Still, two of the most important topics for the panel were only mentioned briefly: the need for funding communication instruction and the need for communication to integrate what one member of the audience, a Business professor called, a “global sensibility.” He argued that rhetoric may be necessary for the future workplace but that it isn’t sufficient. Awareness of the cultural context of communication is important in our more globalized age, where workers compete with people from China and India.
In terms of funding, Rebecca Burnett suggested that initiatives like Plain Language, a program designed to improve communication between the government and the public, can provide a framework for the kinds of public monies needed to improve communication skills for students and workers.
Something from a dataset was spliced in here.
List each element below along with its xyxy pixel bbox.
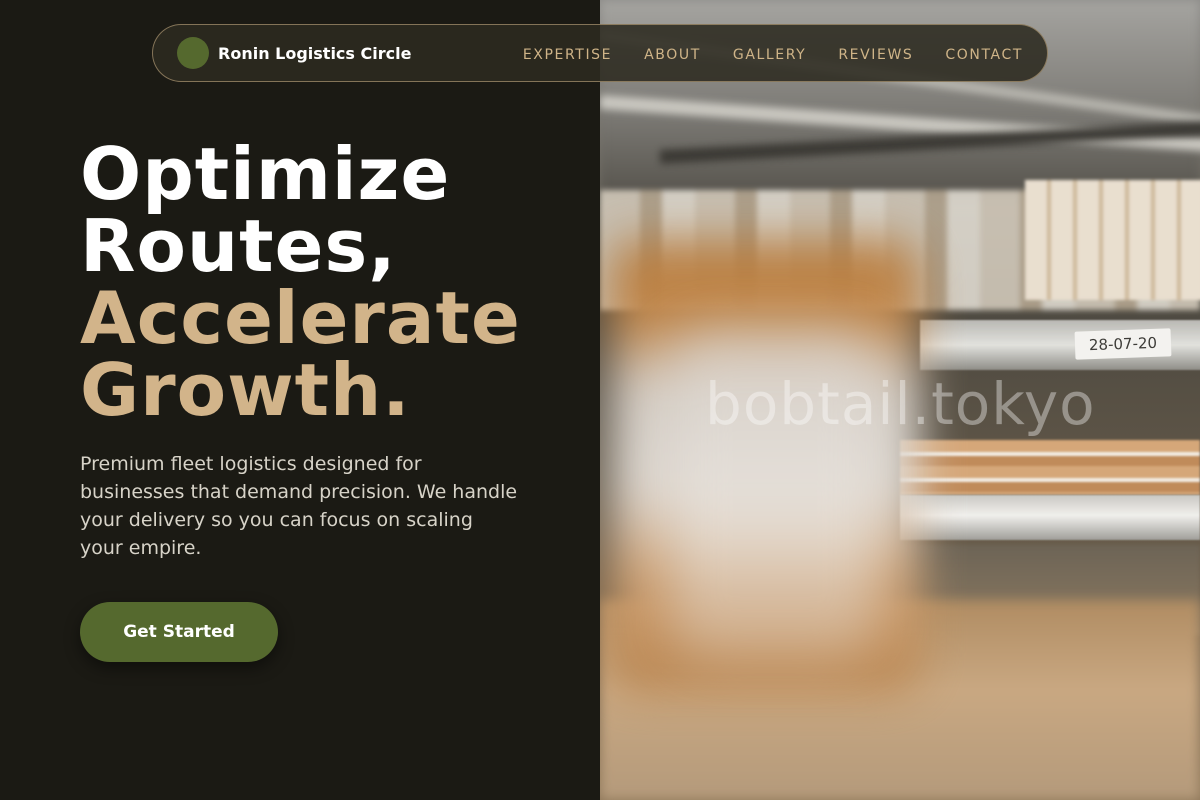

Burnett’s example of Plain Language also hinted at a perspective that was in the background of this panel, and many of the other panels at Future Media Fest: that of the citizen. While the omission is understandable, given that many of the presenters were focused on marketing, the question of the importance of communication skills for the public good cannot be overlooked.
For example, what kinds of digital skills are going to be important for citizens to maintain our democratic way of life in the future? Funding programs for communication skills in order to remain competitive with China and India, but so is having a government that can ensure the free and equal use of the internet for all people. The recent rulings against FCC efforts to enforce net neutrality have only made this process more difficult. If communication is important for the worker, it is doubly so for the citizen who must navigate through corporate lobbying, politicians who are more than happy to help spread falsehoods in order to win elections, and media corporations who are becoming less and less willing to challenge those falsehoods.